Spadework done for the establishment of climate-smart villages in Southeast Asia

The CSV teams get trained on how to properly obtain baseline information through participatory methods.
Sep 25, 2014

by

Bernadette Joven (CCAFS-SEA)

In the long journey towards development, the destination is as important as its origin, and all the processes in between. 

The CGIAR Research Program on Climate Change, Agriculture and Food Security in Southeast Asia (CCAFS-SEA), together with NARES partners, will soon embark on village baseline surveys, needs assessment and situation analysis. These are important initial steps to identifying strategic entry points of intervention among climate-smart villages (CSVs).

CCAFS champions the CSVs as models of introducing location-specific climate-smart agricultural practices for food security and resource sustainability amid climate change.

Priming climate-smart village teams

To start spadework for the CSV acitivities, CCAFS-SEA organized a training workshop on “Implementing Village Baseline Survey” among local partners who will help implement program activities. Between 1-6 September 2014 in Ho Chi Minh City, Vietnam, 16 participants from Vietnam, Cambodia and Laos gained knowledge on how to effectively obtain information from stakeholders through participatory approaches.

Endorsed by CGIAR centers and local partners, the participants will compose the teams that will work in the six CSVs initially identified for the region. 

Each of the CSV teams will have two facilitators/moderators and two note-takers. Gender balance is a consideration in the team composition. These key roles hold significance not only in collecting information but also as a means of engaging local stakeholders for participatory action research.

Trainers from the World Agroforestry Center (ICRAF), Maseno University in Kenya, University of the Philippines-Visayas and the International Institute of Rural Reconstruction (IIRR)-Philippines shared broad experiences with the participants in conducting baseline surveys, situation analysis and needs assessment.

As one participant succinctly puts it:

There were many new acronyms/terms for almost everybody to learn at initial steps of CSV implementation. After the training workshop, participants finally got familiar with VBS, OBS, HBS, FGD, KII, SA & NA,  PAR, etc. and surely can bring them into CSV actions."

Information that matters

Baseline information, in the provincial, district, village and household levels are vital components in the roll outplans of the CSVs. Information that will be gathered shall provide basic indicators of natural resource utilization, organizational landscape, information networks and visioning for farming practices which can be compared across CSV sites and monitored over time.

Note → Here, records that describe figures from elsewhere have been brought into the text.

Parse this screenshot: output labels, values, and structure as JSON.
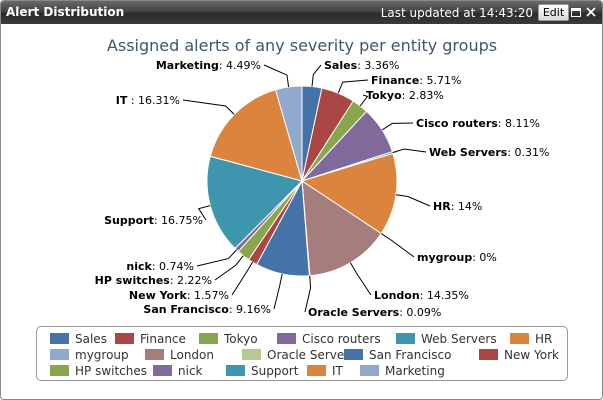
{
  "window": {
    "title": "Alert Distribution",
    "last_updated": "Last updated at 14:43:20",
    "edit_label": "Edit"
  },
  "chart_data": {
    "type": "pie",
    "title": "Assigned alerts of any severity per entity groups",
    "legend_position": "bottom",
    "slices": [
      {
        "name": "Sales",
        "value": 3.36,
        "label": "3.36%",
        "color": "#4572a7"
      },
      {
        "name": "Finance",
        "value": 5.71,
        "label": "5.71%",
        "color": "#aa4643"
      },
      {
        "name": "Tokyo",
        "value": 2.83,
        "label": "2.83%",
        "color": "#89a54e"
      },
      {
        "name": "Cisco routers",
        "value": 8.11,
        "label": "8.11%",
        "color": "#80699b"
      },
      {
        "name": "Web Servers",
        "value": 0.31,
        "label": "0.31%",
        "color": "#3d96ae"
      },
      {
        "name": "HR",
        "value": 14,
        "label": "14%",
        "color": "#db843d"
      },
      {
        "name": "mygroup",
        "value": 0,
        "label": "0%",
        "color": "#92a8cd"
      },
      {
        "name": "London",
        "value": 14.35,
        "label": "14.35%",
        "color": "#a47d7c"
      },
      {
        "name": "Oracle Servers",
        "value": 0.09,
        "label": "0.09%",
        "color": "#b5ca92"
      },
      {
        "name": "San Francisco",
        "value": 9.16,
        "label": "9.16%",
        "color": "#4572a7"
      },
      {
        "name": "New York",
        "value": 1.57,
        "label": "1.57%",
        "color": "#aa4643"
      },
      {
        "name": "HP switches",
        "value": 2.22,
        "label": "2.22%",
        "color": "#89a54e"
      },
      {
        "name": "nick",
        "value": 0.74,
        "label": "0.74%",
        "color": "#80699b"
      },
      {
        "name": "Support",
        "value": 16.75,
        "label": "16.75%",
        "color": "#3d96ae"
      },
      {
        "name": "IT",
        "value": 16.31,
        "label": "16.31%",
        "color": "#db843d",
        "label_sep": " : "
      },
      {
        "name": "Marketing",
        "value": 4.49,
        "label": "4.49%",
        "color": "#92a8cd"
      }
    ]
  }
}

The outputs from baseline survey, together with additional data from other sources, are important sources of in-depth information for the situation analysis and needs assessment. These systematic methods of information collection, analysis and delivery would help in identifying priority issues and needs of the people and the ecosystem.

Next Steps

In the last day of the training workshop, the CSV teams were asked to prepare action plans to be implemented in their respective sites. The action plans included strategies for community entry, timeline for each output, report writing, and sharing of findings with the community.

The questionnaires and technical reports will be filled out and completed in the local language to benefit from contribution of the team members. This could ensure accuracy of important information that may otherwise get lost if early versions of documents are translated directly to English by the CSV teams. The final reports shall be written in English.

The workshop participants shall compose the csv teams.